The aesthetics of absence and duration in the post-trauma cinema of Lav Diaz

Mai, Nadin January 2015 (has links)
Aiming to make an intervention in both emerging Slow Cinema and classical Trauma Cinema scholarship, this thesis demonstrates the ways in which the post-trauma cinema of Filipino filmmaker Lav Diaz merges aesthetics of cinematic slowness with narratives of post-trauma in his films Melancholia (2008), Death in the Land of Encantos (2007) and Florentina Hubaldo, CTE (2012). Diaz has been repeatedly considered as representative of what Jonathan Romney termed in 2004 “Slow Cinema”. The director uses cinematic slowness for an alternative approach to an on-screen representation of post-trauma. Contrary to popular trauma cinema, Diaz’s portrait of individual and collective trauma focuses not on the instantenaeity but on the duration of trauma. In considering trauma as a condition and not as an event, Diaz challenges the standard aesthetical techniques used in contemporary Trauma Cinema, as highlighted by Janet Walker (2001, 2005), Susannah Radstone (2001), Roger Luckhurst (2008) and others. Diaz’s films focus instead on trauma’s latency period, the depletion of a survivor’s resources, and a character’s slow psychological breakdown. Slow Cinema scholarship has so far focused largely on the films’ aesthetics and their alleged opposition to mainstream cinema. Little work has been done in connecting the films’ form to their content. Furthermore, Trauma Cinema scholarship, as trauma films themselves, has been based on the immediate and most radical signs of post-trauma, which are characterised by instantaneity; flashbacks, sudden fears of death and sensorial overstimulation. Following Lutz Koepnick’s argument that slowness offers “intriguing perspectives” (Koepnick, 2014: 191) on how trauma can be represented in art, this thesis seeks to consider the equally important aspects of trauma duration, trauma’s latency period and the slow development of characteristic symptoms.
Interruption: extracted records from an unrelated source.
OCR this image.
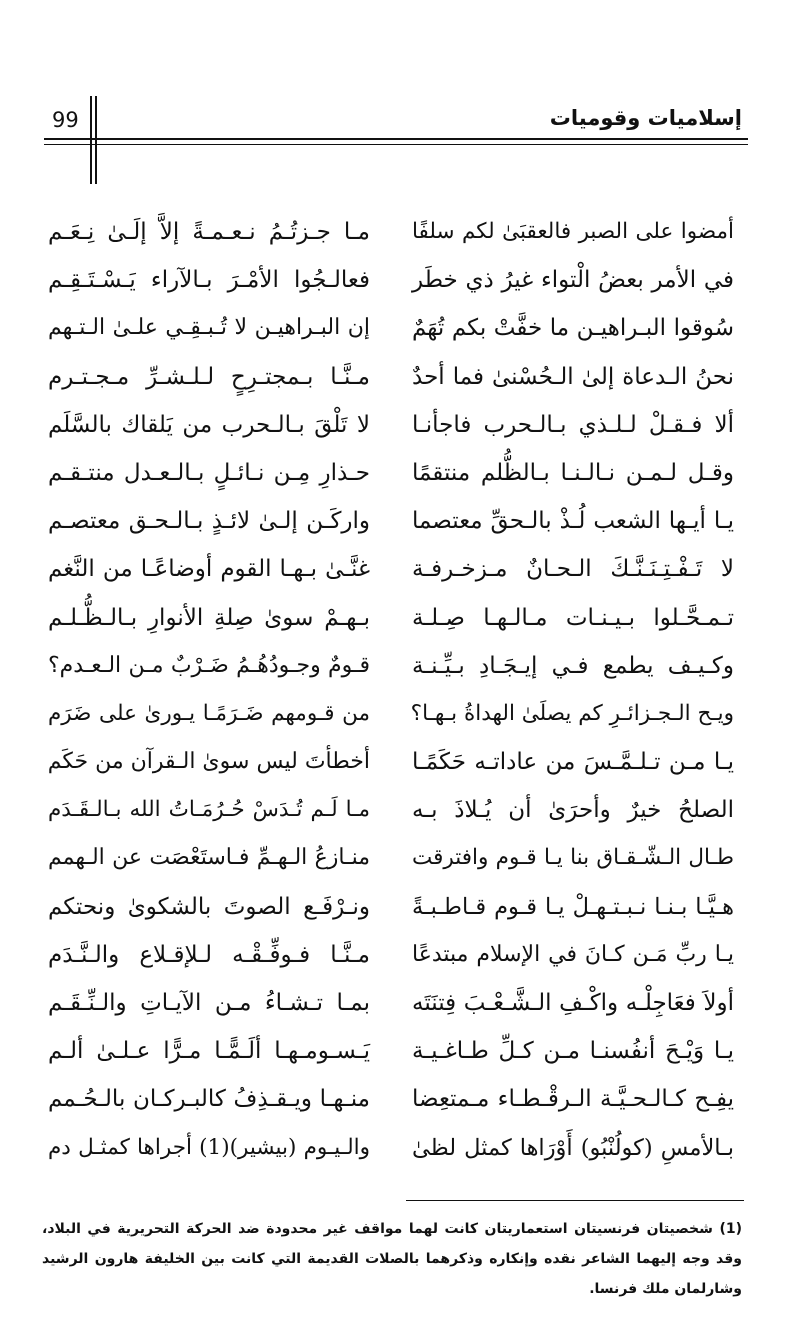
إسلاميات وقوميات
99
أمضوا على الصبر فالعقبَىٰ لكم سلفًا
مـا جـزتُـمُ نـعـمـةً إلاَّ إلَـىٰ نِـعَـم
في الأمر بعضُ الْتواء غيرُ ذي خطَر
فعالـجُوا الأمْـرَ بـالآراء يَـسْـتَـقِـم
سُوقوا البـراهيـن ما خفَّتْ بكم تُهَمٌ
إن البـراهيـن لا تُـبـقِـي علـىٰ الـتـهم
نحنُ الـدعاة إلىٰ الـحُسْنىٰ فما أحدٌ
مـنَّـا بـمجتـرِحٍ لـلـشـرِّ مـجـتـرم
ألا فـقـلْ لـلـذي بـالـحرب فاجأنـا
لا تَلْقَ بـالـحرب من يَلقاك بالسَّلَم
وقـل لـمـن نـالـنـا بـالظُّلم منتقمًا
حـذارِ مِـن نـائـلٍ بـالـعـدل منتـقـم
يـا أيـها الشعب لُـذْ بالـحقِّ معتصما
واركَـن إلـىٰ لائـذٍ بـالـحـق معتصـم
لا تَـفْـتِـنَـنَّـكَ الـحـانٌ مـزخـرفـة
غنَّـىٰ بـهـا القوم أوضاعًـا من النَّغم
تـمـحَّـلوا بـيـنـات مـالـهـا صِـلـة
بـهـمْ سوىٰ صِلةِ الأنوارِ بـالـظُّـلـم
وكـيـف يطمع فـي إيـجَـادِ بـيِّـنـة
قـومٌ وجـودُهُـمُ ضَـرْبٌ مـن الـعـدم؟
ويـح الـجـزائـرِ كم يصلَىٰ الهداةُ بـهـا؟
من قـومهم ضَـرَمًـا يـورىٰ على ضَرَم
يـا مـن تـلـمَّـسَ من عاداتـه حَكَمًـا
أخطأتَ ليس سوىٰ الـقرآن من حَكَم
الصلحُ خيرٌ وأحرَىٰ أن يُـلاذَ بـه
مـا لَـم تُـدَسْ حُـرُمَـاتُ الله بـالـقَـدَم
طـال الـشّـقـاق بنا يـا قـوم وافترقت
منـازعُ الـهـمِّ فـاستَعْصَت عن الـهمم
هـيَّـا بـنـا نـبـتـهـلْ يـا قـوم قـاطـبـةً
ونـرْفَـع الصوتَ بالشكوىٰ ونحتكم
يـا ربِّ مَـن كـانَ في الإسلام مبتدعًا
مـنَّـا فـوفِّـقْـه لـلإقـلاع والـنَّـدَم
أولاَ فعَاجِلْـه واكْـفِ الـشَّـعْـبَ فِتنَتَه
بمـا تـشـاءُ مـن الآيـاتِ والـنِّـقَـم
يـا وَيْـحَ أنفُسنـا مـن كـلِّ طـاغـيـة
يَـسـومـهـا ألَـمًّـا مـرًّا عـلـىٰ ألـم
يفِـح كـالـحـيَّـة الـرقْـطـاء مـمتعِضا
منـهـا ويـقـذِفُ كالبـركـان بالـحُـمم
بـالأمسِ (كولُنْبُو) أَوْرَاها كمثل لظىٰ
والـيـوم (بيشير)(1) أجراها كمثـل دم
(1) شخصيتان فرنسيتان استعماريتان كانت لهما مواقف غير محدودة ضد الحركة التحريرية في البلاد، وقد وجه إليهما الشاعر نقده وإنكاره وذكرهما بالصلات القديمة التي كانت بين الخليفة هارون الرشيد وشارلمان ملك فرنسا.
With the present work, I expand on current notions of Trauma Cinema, which places emphasis on speed and the unpredictability of intrusive memories. Furthermore, I aim to broaden the area of Slow Cinema studies, which has so far been largely focused on the films’ respective aesthetics, by bridging form and content of the films under investigation. Rather than seeing Diaz’s slow films in isolation as a phenomenon of Slow Cinema, I seek to connect them to the existing scholarship of Trauma Cinema studies, thereby opening up a reading of his films.